Les pavés et les chaussures
Le centre historique est entièrement pavé. Chaussures de marche confortables indispensables — les semelles lisses ou les talons fins deviennent rapidement un problème sur ces surfaces irrégulières.
Budget pratique
Puebla est moins chère que Mexico pour l’hébergement et la restauration. Un repas au Mercado de Sabores coûte 50 à 100 pesos. Un restaurant du centre pour deux personnes avec boissons : 300 à 600 pesos. Les hôtels du centre historique varient de 400 pesos (auberge de jeunesse) à 1 500-2 000 pesos pour un hôtel boutique en plein cœur du zócalo.
Sécurité dans le centro
Le centre historique est globalement tranquille en journée. Comme dans toute grande ville mexicaine, la vigilance s’impose dans les espaces très fréquentés (marchés, transports) contre les pickpockets.

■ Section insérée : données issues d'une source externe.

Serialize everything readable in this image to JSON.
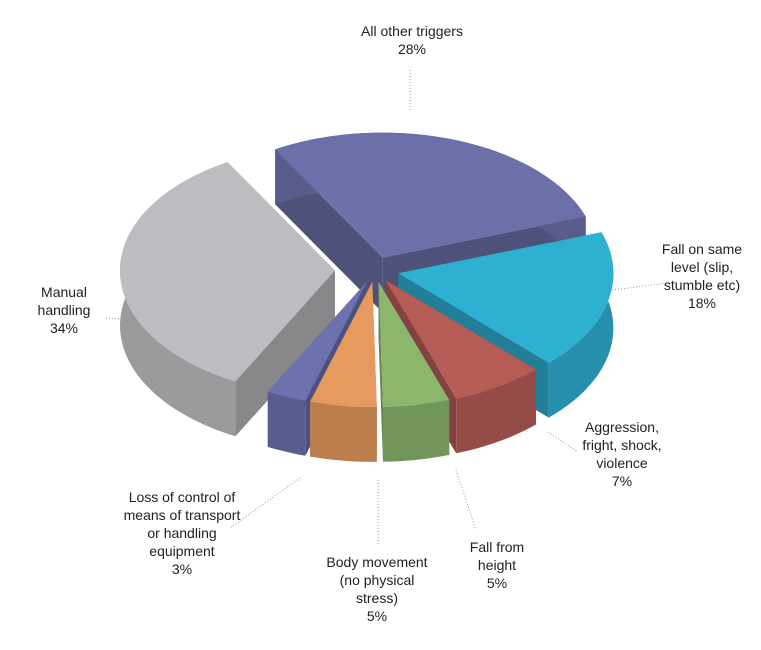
{
  "chart_data": {
    "type": "pie3d",
    "categories": [
      "All other triggers",
      "Fall on same level (slip, stumble etc)",
      "Aggression, fright, shock, violence",
      "Fall from height",
      "Body movement (no physical stress)",
      "Loss of control of means of transport or handling equipment",
      "Manual handling"
    ],
    "values": [
      28,
      18,
      7,
      5,
      5,
      3,
      34
    ],
    "value_labels": [
      "28%",
      "18%",
      "7%",
      "5%",
      "5%",
      "3%",
      "34%"
    ],
    "colors": [
      "#6c70a9",
      "#2eb0d2",
      "#b65c57",
      "#8bb66c",
      "#e69a5f",
      "#6d71ad",
      "#bdbdc1"
    ]
  }
}
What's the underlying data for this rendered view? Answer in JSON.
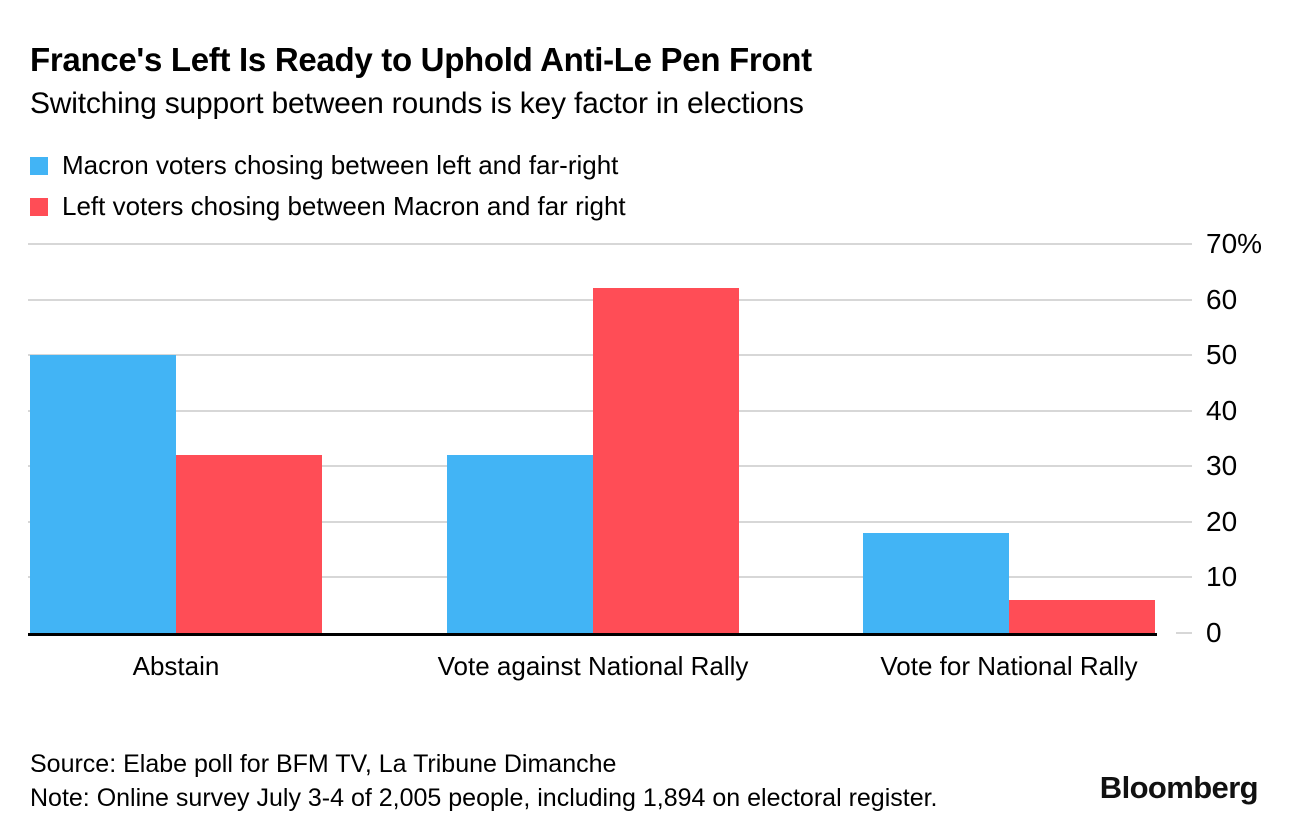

Éviter les ruelles peu éclairées la nuit, et préférer les taxis officiels ou les applications de VTC pour les déplacements nocturnes.
Se rendre à Puebla depuis Mexico
La liaison Mexico-Puebla est l’une des mieux desservies du pays. Bus depuis le TAPO (Terminal de Autobuses de Pasajeros de Oriente) à Mexico, avec les compagnies ADO ou Estrella Roja — trajet d’environ 2 heures, prix entre 150 et 250 pesos. En voiture, l’autoroute Mexico-Puebla est rapide mais soumise à péage. Depuis l’aéroport de Mexico, compter 2h30 à 3h selon le trafic.
Cholula en demi-journée
Depuis Puebla, Cholula se rejoint en bus (combi) depuis le CAPU (Central de Autobuses de Puebla) ou en taxi pour quelques dizaines de pesos. La visite de la pyramide et de ses tunnels, combinée avec un déjeuner à Cholula et un verre sur la place principale — vivante, estudiantine, animée jusqu’en soirée — constitue une des meilleures demi-journées possibles dans la région.
Puebla reste à vivre lentement
On peut techniquement « faire » le centre de Puebla en une journée. Mais passer deux ou trois jours permet de comprendre pourquoi la ville a cette densité particulière — pas seulement de monuments, mais de pratiques quotidiennes, de saveurs, de contrastes entre le baroque colonial et le Mexique contemporain qui vit juste à côté. Les marchés le matin, les clochers en contre-jour à l’heure dorée, les parfums de mole qui sortent des cuisines ouvertes sur la rue : ce sont des choses qu’on ne coche pas dans un itinéraire. Ce sont des choses qu’on absorbe en ralentissant.